Yatağan Termik Santrali’nde su tahlili yapan iki kurumdan iki ayrı karar çıktı. Santralin atık kül göletinden sızan suların diğer su kaynaklarına karıştığından şüphelenen bölge halkı, su kaynaklarının analiz edilmesini istedi. Bunun için devletin iki ayrı kurumuna başvuruldu. Göletteki suyla ilgili Tarım İl Müdürlüğü tarafından hazırlanan raporda, “tarım ve hayvancılık açısından uygun değildir” denilirken, aynı suyu analiz eden Muğla İl Halk Sağlığı Müdürlüğü ise “insani tüketim amaçlı sular yönetmeliğine uygun” diyerek suyun insanlar tarafından kullanılabileceğini söyledi.
Bir suyla ilgili bu iki rapor ister istemez kafaları karıştırıyor. Devletin kendi kurumlarının birisi “zararı var”, diğeri “zararı yok” diyor. O zaman hangisine güveneceğiz? Hangisi doğru analiz ediyor? Hayvanların içeceği sular daha derin bir tahlilden mi geçiyor? Hayvanlara daha çok özeniliyorken insanlara neden o kadar özenilmiyor? Sorular ardı ardına sıralanıp gidiyor. En küçük bir su tahlilinde bile iki devlet kurumu net bir rapor veremiyor. Devlet kurumlarının yaptığı bu ve diğer bilimsel araştırmalara, analizlere nasıl güveneceğiz? Termik santraller insan sağlığını ve doğayı zehirlerken, yetkililer bu zehirleri insanlara içiriyorlar. Kapitalist sistemde insanın hiçbir değeri yok.
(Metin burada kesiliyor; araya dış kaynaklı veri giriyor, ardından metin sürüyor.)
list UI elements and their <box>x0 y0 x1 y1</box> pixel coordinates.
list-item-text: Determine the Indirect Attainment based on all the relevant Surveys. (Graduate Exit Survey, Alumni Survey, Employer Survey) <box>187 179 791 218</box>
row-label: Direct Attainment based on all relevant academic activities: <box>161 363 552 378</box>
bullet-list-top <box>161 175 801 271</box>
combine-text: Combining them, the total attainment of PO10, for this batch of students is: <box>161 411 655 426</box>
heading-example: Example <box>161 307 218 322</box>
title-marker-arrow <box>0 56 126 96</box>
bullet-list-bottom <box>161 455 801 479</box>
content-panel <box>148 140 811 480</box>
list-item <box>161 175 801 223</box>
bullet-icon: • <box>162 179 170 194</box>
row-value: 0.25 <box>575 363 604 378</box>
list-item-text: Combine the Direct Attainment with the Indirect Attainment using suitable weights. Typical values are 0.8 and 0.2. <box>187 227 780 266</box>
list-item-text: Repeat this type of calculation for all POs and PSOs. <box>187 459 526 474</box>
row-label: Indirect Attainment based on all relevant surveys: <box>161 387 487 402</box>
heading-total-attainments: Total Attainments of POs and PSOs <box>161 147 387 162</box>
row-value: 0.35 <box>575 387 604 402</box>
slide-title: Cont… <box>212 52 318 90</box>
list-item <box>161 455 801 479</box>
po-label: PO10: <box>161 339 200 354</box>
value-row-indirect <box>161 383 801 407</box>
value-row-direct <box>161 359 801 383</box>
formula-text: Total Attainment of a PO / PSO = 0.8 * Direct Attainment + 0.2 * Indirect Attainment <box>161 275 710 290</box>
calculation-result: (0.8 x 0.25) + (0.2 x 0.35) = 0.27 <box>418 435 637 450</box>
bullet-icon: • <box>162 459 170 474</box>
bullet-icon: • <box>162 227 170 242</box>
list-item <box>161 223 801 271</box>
Yatağan Termik Santrali kurulduğu günden bu yana bölgede hem hava kirliliğine hem de su kirliliğine neden olarak âdete ölüm saçıyor. Yatağan ilçesinde yaşayan birçok insan solunum yolları ve akciğer rahatsızlıkları nedeniyle hasta durumda. Her evden bir kişi kanser hastası ve ölenlerin yüzde 90’ı kanserden ölüyor. Çocukların yüzde 95’inin kanındaki kurşun oranı normalin üzerinde çıkıyor. Sadece bölge halkı değil, santralde çalışan işçiler de aynı hastalıklarla karşı karşıyalar. Tüm bunlara baktığımızda aslında kül göletinden sızan suların nelere yol açtığı ortaya çıkıyor.
Termik santraller, atıkları insanların hayatlarını karartmadan kapatılmalıdır. Sadece Yatağan Termik Santrali değil, tüm termik santraller ölüm saçıyor. Santraller doğru düzgün denetlenmiyor. Patronlar kendi kârları için santrallere ilişkin gerekli önlemleri almıyorlar. Onlar için kâr getirmeyen her şey yok edilebilir. Kâr getiren ne varsa zararı yok sayılabilir. Gittikçe çürüyen kapitalizm kendisiyle birlikte bizi de çürütmeden onu yıkmalıyız.